In granting HSBC's motion for summary judgment, and denying
defendants' motion to dismiss, Judge Edward M. Coleman found, in
a written decision, that defendants defaulted under the mortgage
and HSBC had standing to foreclose because it possessed the note
and was assigned the mortgage. Citing Thorpe v. Floremoore Corp.,
20 N.J. Super. 34, 37 (App. Div. 1952), the judge found that HSBC
had fulfilled the three prerequisites to foreclosure: mortgage
execution, recording, and indebtedness. Judge Coleman also
rejected defendants' contention that HSBC lacked standing because
of a violation of the PSA. He concluded that, as non-parties to
the PSA, defendants lacked standing to challenge HSBC's compliance
with it. The final judgment of foreclosure established defendants'
total indebtedness as of August 17, 2015, and authorized the
Sheriff's sale of the property.
On appeal, defendants essentially contend that HSBC violated
terms of the trust that the PSA created. They argue that they are
intended third-party beneficiaries of the trust and have standing
3 A-0793-15T1 to enforce its terms. In particular, they contend defendants'
note and mortgage were not delivered to the trust before its
closing date, as set forth in the PSA; consequently, HSBC lacks
standing to enforce the note and mortgage.
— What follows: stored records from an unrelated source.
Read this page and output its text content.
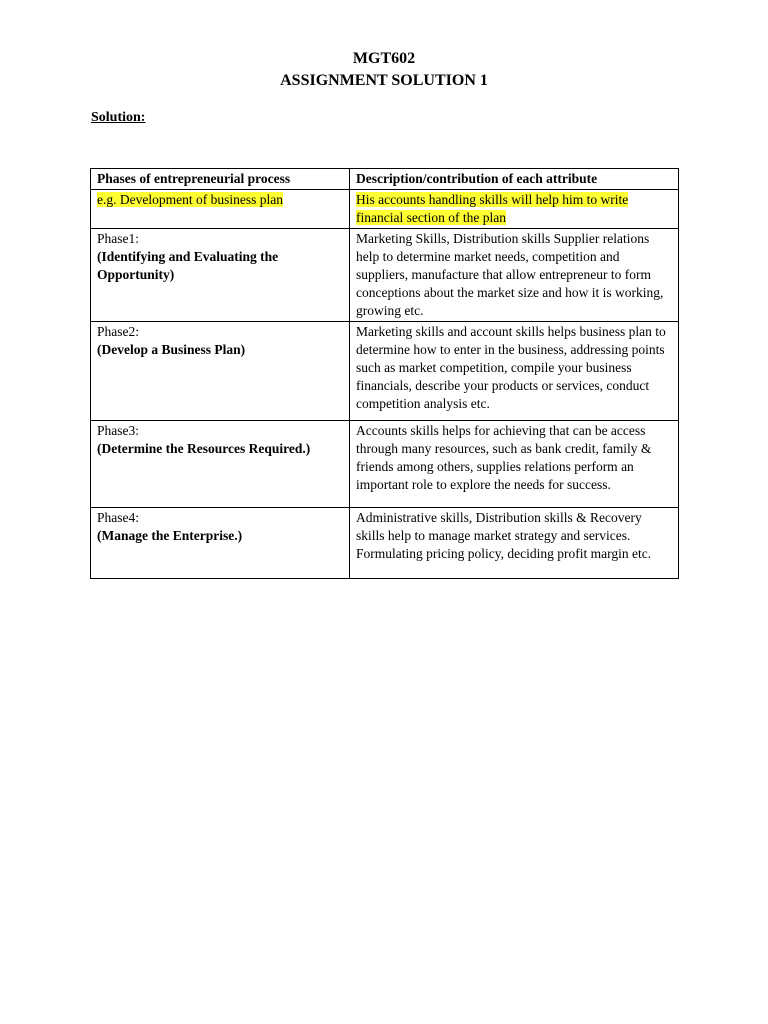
MGT602
ASSIGNMENT SOLUTION 1
Solution:
Phases of entrepreneurial process	Description/contribution of each attribute
e.g. Development of business plan	His accounts handling skills will help him to write financial section of the plan

Phase1:
(Identifying and Evaluating the Opportunity)	Marketing Skills, Distribution skills Supplier relations help to determine market needs, competition and suppliers, manufacture that allow entrepreneur to form conceptions about the market size and how it is working, growing etc.

Phase2:
(Develop a Business Plan)	Marketing skills and account skills helps business plan to determine how to enter in the business, addressing points such as market competition, compile your business financials, describe your products or services, conduct competition analysis etc.

Phase3:
(Determine the Resources Required.)	Accounts skills helps for achieving that can be access through many resources, such as bank credit, family & friends among others, supplies relations perform an important role to explore the needs for success.

Phase4:
(Manage the Enterprise.)	Administrative skills, Distribution skills & Recovery skills help to manage market strategy and services. Formulating pricing policy, deciding profit margin etc.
We review the trial court's grant of summary judgment de
novo, applying the same standard as the trial court. Henry v.
N.J. Dep't of Human Servs., 204 N.J. 320, 330 (2010). As did the
trial court, we conclude defendants lack standing to assert a
breach of the PSA. They were not parties to the agreement, nor
were they intended third-party beneficiaries. Notably, the PSA
expressly identified certain third-party beneficiaries, including
the master servicer, but omitted mortgagors like defendants.
Our conclusion that defendants lack standing to enforce the
PSA is consistent with the decisions of multiple courts that have
addressed the issue. See Correia v. Deutsche Bank Nat'l Trust
Co., 452 B.R. 319, 324-25 (B.A.P. 1st Cir. 2011) (stating that the
debtors lacked standing to object to breaches of the PSA because
they were neither parties to the contract nor third-party
beneficiaries); Rajamin v. Deutsche Bank Nat'l Trust Co., 757 F.3d
79, 88-90 (2d Cir. 2014) (holding that the mortgagors lacked
standing to complain of violation of the securitization trust
agreement, and concluding that under § 7-2.4 of New York's Estates,
4 A-0793-15T1 Powers and Trusts Law (EPTL),2 a trustee's unauthorized acts are
not void, but voidable only at the behest of trust beneficiaries,
which are the certificate-holders, not the mortgagors); Barnett
v. Countrywide Bank, FSB, 60 F. Supp. 3d 379, 386 (E.D.N.Y. 2014)
(finding that the plaintiffs "lack[ed] the requisite standing
. . . to challenge the securitization process, to 'quiet title,'
or to enforce the PSA"); Flores v. EMC Mortg. Co., 997 F. Supp.
2d 1088, 1104-05 (E.D. Cal. 2014) (stating that the borrowers
lacked standing to pursue claims arising from the securitization
agreement); Jenkins v. JP Morgan Chase Bank, NA, 156 Cal. Rptr.
3d 912, 927 (Ct. App. 2013) (stating that the borrower "lack[ed]
standing to enforce . . . the investment trust's pooling and
servicing agreement").
To the extent not addressed, defendants' remaining arguments
lack sufficient merit to warrant discussion in a written opinion.
R. 2:11-3(e)(1)(E).
Affirmed.
2 EPTL § 7-2.4 states: "If the trust is expressed in the instrument creating the estate of the trustee, every sale, conveyance or other act of the trustee in contravention of the trust, except as authorized by this article and by any other provision of law, is void." We note the PSA is governed by New York law.